Di tengah kepanikan akibat erupsi Gunung Lewotobi Laki-laki yang mengguncang Flores Timur, Nusa Tenggara Timur, pada November 2024, Safriana Oa Noba menunjukkan semangat juangnya untuk bertahan hidup. Gadis 19 tahun dengan disabilitas ini harus menghadapi situasi darurat bersama keluarganya saat rumah mereka diterjang material abu vulkanik.
Saat letusan terjadi tengah malam, ayahnya, Bernadus Guna Noba, segera meminta istrinya meninggalkan rumah lebih dulu. Namun, membawa Safriana keluar dari bahaya bukan perkara mudah. Tidak sanggup menggendong putrinya, Bernadus akhirnya menggunakan gerobak roda satu untuk mengangkut Safriana ke tempat aman. Dengan perjuangan berat, mereka berhasil mencapai Bukit Wokowolo dan menyelamatkan diri dari ancaman erupsi.
"Tengah malam jam 12 itu erupsi ledak hanya satu kali, rumah juga tergoyang. Yang pertama bangun istri dan anak dulu, karena mereka sedang tidur. Saya selamatkan dia, tapi jalan cukup payah juga," ujar Bernadus seperti dikutip dari
Selamat Pagi Indonesia Metro TV, Kamis, 13 Maret 2025.
Kini, Safriana masih bertahan di tenda pengungsian bersama keluarganya. Di tengah keterbatasan, bantuan kursi roda dari Kementerian Sosial RI menjadi harapan baru bagi gadis itu. Ibunya, Lusia Belisoson Tapun, tak kuasa menahan haru atas
bantuan yang sangat berarti bagi mereka.
"Kami sebagai orang tua sangat berterima kasih kepada Kementerian Sosial yang sudah memberikan bantuan ini. Dengan adanya kursi roda, sangat membantu kami," kata Lusia.
Kisah perjuangan Safriana bukan satu-satunya yang menginspirasi di pengungsian. Robertus Puka, seorang pemuda 21 tahun yang juga kehilangan rumah akibat erupsi, memilih bangkit dengan menjadi
relawan. Sejak tiba di posko pengungsian Kobasoma, ia aktif membantu di dapur umum dan gudang logistik, memastikan para penyintas mendapatkan kebutuhan mereka.
"Awalnya saya hanya membantu sebisanya, tapi lama-lama saya merasa ini tugas kami anak-anak muda. Masa mau menyerahkan pekerjaan berat ke orang tua? Jadi saya mendingan bantu di logistik," kata Robertus yang bercita-cita menjadi anggota TNI.

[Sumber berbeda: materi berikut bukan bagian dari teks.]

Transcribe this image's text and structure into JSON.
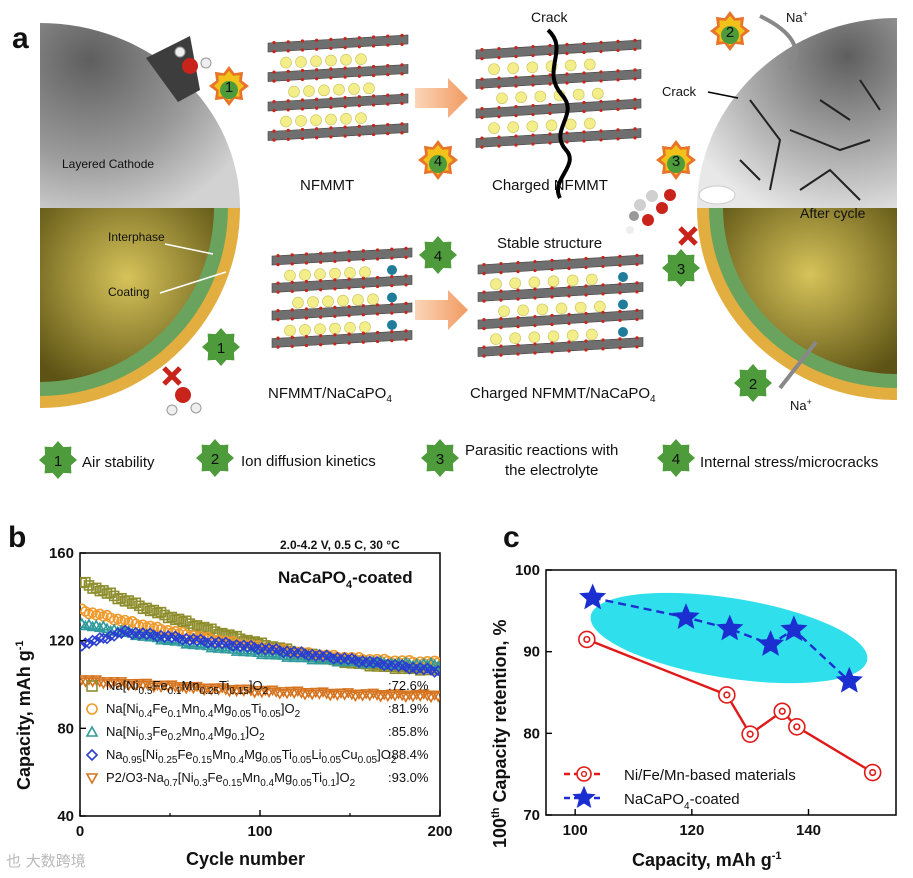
{
  "panel_a": {
    "label": "a",
    "text_layered_cathode": "Layered Cathode",
    "text_interphase": "Interphase",
    "text_coating": "Coating",
    "text_nfmmt": "NFMMT",
    "text_charged_nfmmt": "Charged NFMMT",
    "text_crack_top": "Crack",
    "text_crack_right": "Crack",
    "text_after_cycle": "After cycle",
    "text_stable_structure": "Stable structure",
    "text_nfmmt_coated": "NFMMT/NaCaPO",
    "text_charged_coated": "Charged NFMMT/NaCaPO",
    "sub_4": "4",
    "text_na_top": "Na",
    "text_na_bottom": "Na",
    "sup_plus": "+",
    "badges": [
      "1",
      "2",
      "3",
      "4"
    ],
    "legend": [
      {
        "num": "1",
        "label": "Air stability"
      },
      {
        "num": "2",
        "label": "Ion diffusion kinetics"
      },
      {
        "num": "3",
        "label_line1": "Parasitic reactions with",
        "label_line2": "the electrolyte"
      },
      {
        "num": "4",
        "label": "Internal stress/microcracks"
      }
    ],
    "colors": {
      "badge_outer": "#e8742a",
      "badge_inner": "#f2c21b",
      "badge_green": "#4d9b3a",
      "coating": "#e3ae40",
      "interphase": "#6aa35d",
      "sodium": "#f3ee8a",
      "calcium": "#1f7d9a",
      "oxygen": "#c8241b"
    }
  },
  "chart_data": [
    {
      "type": "scatter",
      "panel": "b",
      "annotation_conditions": "2.0-4.2 V, 0.5 C, 30 °C",
      "annotation_title": "NaCaPO",
      "annotation_title_sub": "4",
      "annotation_title_suffix": "-coated",
      "xlabel": "Cycle number",
      "ylabel": "Capacity, mAh g",
      "ylabel_sup": "-1",
      "xlim": [
        0,
        200
      ],
      "ylim": [
        40,
        160
      ],
      "x_ticks": [
        0,
        100,
        200
      ],
      "y_ticks": [
        40,
        80,
        120,
        160
      ],
      "series": [
        {
          "legend_html": "Na[Ni<tspan dy='4' font-size='10'>0.5</tspan><tspan dy='-4'>Fe</tspan><tspan dy='4' font-size='10'>0.1</tspan><tspan dy='-4'>Mn</tspan><tspan dy='4' font-size='10'>0.25</tspan><tspan dy='-4'>Ti</tspan><tspan dy='4' font-size='10'>0.15</tspan><tspan dy='-4'>]O</tspan><tspan dy='4' font-size='10'>2</tspan>",
          "retention": ":72.6%",
          "color": "#8e8e2e",
          "marker": "square",
          "start": 147,
          "end": 107,
          "peak_at": 0
        },
        {
          "legend_html": "Na[Ni<tspan dy='4' font-size='10'>0.4</tspan><tspan dy='-4'>Fe</tspan><tspan dy='4' font-size='10'>0.1</tspan><tspan dy='-4'>Mn</tspan><tspan dy='4' font-size='10'>0.4</tspan><tspan dy='-4'>Mg</tspan><tspan dy='4' font-size='10'>0.05</tspan><tspan dy='-4'>Ti</tspan><tspan dy='4' font-size='10'>0.05</tspan><tspan dy='-4'>]O</tspan><tspan dy='4' font-size='10'>2</tspan>",
          "retention": ":81.9%",
          "color": "#ef9a2b",
          "marker": "circle",
          "start": 134,
          "end": 110,
          "peak_at": 0
        },
        {
          "legend_html": "Na[Ni<tspan dy='4' font-size='10'>0.3</tspan><tspan dy='-4'>Fe</tspan><tspan dy='4' font-size='10'>0.2</tspan><tspan dy='-4'>Mn</tspan><tspan dy='4' font-size='10'>0.4</tspan><tspan dy='-4'>Mg</tspan><tspan dy='4' font-size='10'>0.1</tspan><tspan dy='-4'>]O</tspan><tspan dy='4' font-size='10'>2</tspan>",
          "retention": ":85.8%",
          "color": "#2e9a9c",
          "marker": "triangle-up",
          "start": 128,
          "end": 109,
          "peak_at": 0
        },
        {
          "legend_html": "Na<tspan dy='4' font-size='10'>0.95</tspan><tspan dy='-4'>[Ni</tspan><tspan dy='4' font-size='10'>0.25</tspan><tspan dy='-4'>Fe</tspan><tspan dy='4' font-size='10'>0.15</tspan><tspan dy='-4'>Mn</tspan><tspan dy='4' font-size='10'>0.4</tspan><tspan dy='-4'>Mg</tspan><tspan dy='4' font-size='10'>0.05</tspan><tspan dy='-4'>Ti</tspan><tspan dy='4' font-size='10'>0.05</tspan><tspan dy='-4'>Li</tspan><tspan dy='4' font-size='10'>0.05</tspan><tspan dy='-4'>Cu</tspan><tspan dy='4' font-size='10'>0.05</tspan><tspan dy='-4'>]O</tspan><tspan dy='4' font-size='10'>2</tspan>",
          "retention": ":88.4%",
          "color": "#2b3ecf",
          "marker": "diamond",
          "start": 118,
          "peak": 124,
          "end": 106,
          "peak_at": 25
        },
        {
          "legend_html": "P2/O3-Na<tspan dy='4' font-size='10'>0.7</tspan><tspan dy='-4'>[Ni</tspan><tspan dy='4' font-size='10'>0.3</tspan><tspan dy='-4'>Fe</tspan><tspan dy='4' font-size='10'>0.15</tspan><tspan dy='-4'>Mn</tspan><tspan dy='4' font-size='10'>0.4</tspan><tspan dy='-4'>Mg</tspan><tspan dy='4' font-size='10'>0.05</tspan><tspan dy='-4'>Ti</tspan><tspan dy='4' font-size='10'>0.1</tspan><tspan dy='-4'>]O</tspan><tspan dy='4' font-size='10'>2</tspan>",
          "retention": ":93.0%",
          "color": "#d5731e",
          "marker": "triangle-down",
          "start": 102,
          "end": 95,
          "peak_at": 0
        }
      ]
    },
    {
      "type": "line",
      "panel": "c",
      "xlabel": "Capacity, mAh g",
      "xlabel_sup": "-1",
      "ylabel_pre": "100",
      "ylabel_sup": "th",
      "ylabel_post": " Capacity retention, %",
      "xlim": [
        95,
        155
      ],
      "ylim": [
        70,
        100
      ],
      "x_ticks": [
        100,
        120,
        140
      ],
      "y_ticks": [
        70,
        80,
        90,
        100
      ],
      "legend_placement": "bottom-left",
      "series": [
        {
          "name": "Ni/Fe/Mn-based materials",
          "color": "#e01919",
          "marker": "circle",
          "linestyle": "solid",
          "x": [
            102,
            126,
            130,
            135.5,
            138,
            151
          ],
          "y": [
            91.5,
            84.7,
            79.9,
            82.7,
            80.8,
            75.2
          ]
        },
        {
          "name": "NaCaPO",
          "name_sub": "4",
          "name_suffix": "-coated",
          "color": "#1b2fd1",
          "marker": "star",
          "linestyle": "dashed",
          "x": [
            103,
            119,
            126.5,
            133.5,
            137.5,
            147
          ],
          "y": [
            96.6,
            94.2,
            92.8,
            90.9,
            92.7,
            86.4
          ]
        }
      ],
      "highlight_color": "#2fe0ec"
    }
  ],
  "watermark": "也 大数跨境"
}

Sementara para pengungsi terus berjuang dalam keterbatasan, ancaman erupsi masih membayangi. Akhir Februari 2025, Gunung Lewotobi Laki-laki kembali
meletus, dengan kolom abu setinggi 700 meter di atas puncaknya. Meski situasi belum sepenuhnya stabil, semangat Safriana dan para penyintas lainnya menjadi bukti bahwa harapan tetap ada di tengah bencana.